Showing posts with label Barbara O'Neil. Show all posts
Showing posts with label Barbara O'Neil. Show all posts
Barbara O'Neil, Joan Bennett and Michael Redgrave |
Celia (Joan Bennett) meets an attractive stranger, architect Mark Lamphere (Michael Redgrave), on a vacation, blows off her fiance, marries Mark, and goes home to his mansion where his friendly sister, Caroline (Anne Revere), strange son David (Mark Dennis) and even stranger secretary, Miss Robey (Barbara O'Neil), are waiting. Wouldn't you know that Mark is haunted by something, perhaps the death of his first wife, and has a rather odd hobby. In his house he has recreated rooms where infamous murders took place, and there is one room which is absolutely verboten for anybody to enter. Naturally Celia can't wait to see what's inside. As Mark puts it "under certain conditions a room can influence or even create the actions of the people within it." Well ... maybe. This oddball Gothic movie sounds good, but is tedious and full of pseudo-psychological hogwash, although the bit with the murder rooms is interesting, and the performances are reasonably good for this type of claptrap. Natalie Schafer [Female on the Beach] adds some zest, as she usually does, as a flamboyant friend of Celia's. Redgrave does the best he can with the material but seems uncomfortable throughout. Young Dennis makes an interesting David. The ending is unintentionally hilarious. Not one of Lang's more memorable movies. O'Neil was seen in better advantage in Stella Dallas and All This and Heaven, Too.
Verdict: Too tricky and silly by far. *1/2.
Jean Simmons and Robert Mitchum |
ANGEL FACE (1952). Producer/director: Otto Preminger.
"If you want to play with matches, that's your business, but not in gas-filled rooms."
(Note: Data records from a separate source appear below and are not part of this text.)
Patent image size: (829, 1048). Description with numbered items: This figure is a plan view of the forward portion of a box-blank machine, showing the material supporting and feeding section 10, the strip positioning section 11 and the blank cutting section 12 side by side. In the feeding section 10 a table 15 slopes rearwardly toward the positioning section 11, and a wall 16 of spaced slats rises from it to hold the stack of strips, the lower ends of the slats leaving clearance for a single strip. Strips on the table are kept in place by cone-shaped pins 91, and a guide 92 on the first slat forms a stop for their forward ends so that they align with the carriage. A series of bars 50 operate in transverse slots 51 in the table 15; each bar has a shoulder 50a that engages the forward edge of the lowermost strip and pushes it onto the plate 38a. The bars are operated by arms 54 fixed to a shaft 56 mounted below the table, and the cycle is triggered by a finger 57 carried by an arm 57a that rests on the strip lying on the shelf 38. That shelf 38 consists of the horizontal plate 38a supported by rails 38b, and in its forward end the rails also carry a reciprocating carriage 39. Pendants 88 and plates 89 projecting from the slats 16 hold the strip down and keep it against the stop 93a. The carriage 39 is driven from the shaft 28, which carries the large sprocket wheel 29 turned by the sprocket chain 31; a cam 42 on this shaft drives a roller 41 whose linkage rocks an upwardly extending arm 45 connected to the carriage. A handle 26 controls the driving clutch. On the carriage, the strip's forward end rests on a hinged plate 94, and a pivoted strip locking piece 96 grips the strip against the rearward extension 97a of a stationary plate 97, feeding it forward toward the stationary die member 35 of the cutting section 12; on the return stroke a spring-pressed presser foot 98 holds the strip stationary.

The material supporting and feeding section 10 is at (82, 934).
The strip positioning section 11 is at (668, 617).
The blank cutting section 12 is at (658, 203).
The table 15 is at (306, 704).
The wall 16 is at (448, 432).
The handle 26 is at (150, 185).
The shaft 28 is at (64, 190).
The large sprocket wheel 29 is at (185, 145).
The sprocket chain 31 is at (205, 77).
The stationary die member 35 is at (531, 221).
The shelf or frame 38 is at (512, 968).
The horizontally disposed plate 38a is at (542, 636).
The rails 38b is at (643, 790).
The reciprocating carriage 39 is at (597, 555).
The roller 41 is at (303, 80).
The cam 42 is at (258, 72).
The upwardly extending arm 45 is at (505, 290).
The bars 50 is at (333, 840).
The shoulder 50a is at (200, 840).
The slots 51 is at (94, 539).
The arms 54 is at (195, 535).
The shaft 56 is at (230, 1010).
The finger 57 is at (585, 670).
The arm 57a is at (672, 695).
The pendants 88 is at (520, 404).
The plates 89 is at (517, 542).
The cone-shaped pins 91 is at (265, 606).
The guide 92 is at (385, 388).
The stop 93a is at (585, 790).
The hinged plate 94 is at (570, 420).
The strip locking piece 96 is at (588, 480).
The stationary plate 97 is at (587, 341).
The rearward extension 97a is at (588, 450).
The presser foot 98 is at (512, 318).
Ambulance driver Frank Jessup (Robert Mitchum) goes out on a call to a California estate where Mrs. Tremayne (Barbara O'Neil of Stella Dallas) has had a close call with a gas jet in her room. Frank meets the woman's step-daughter, Diane (Jean Simmons), and the two begin a sort of romance, despite the fact that Frank has a steady and reliable gal in Mary (Mona Freeman). Diane loves her father (Herbert Marshall of Girls' Dormitory), a writer who is down on his luck and living off of his wife, whom Diane loathes. Then there's a horrendous accident in which two deaths occur ... how much did Diane have to do with it? Angel Face is a very entertaining melodrama with very good performances from the entire cast, which includes Leon Ames as a defense lawyer and Kenneth Tobey as another ambulance driver with an eye for Mary. There are two incredible car crash sequences, a knock-out ending, and a fine score by Dimitri Tiomkin. For my money this is superior to Preminger's Laura. Some people find similarities in this to Leave Her to Heaven, made in 1945, and they probably aren't wrong.
Verdict: Zesty, absorbing film noir with some bite to it. ***1/2.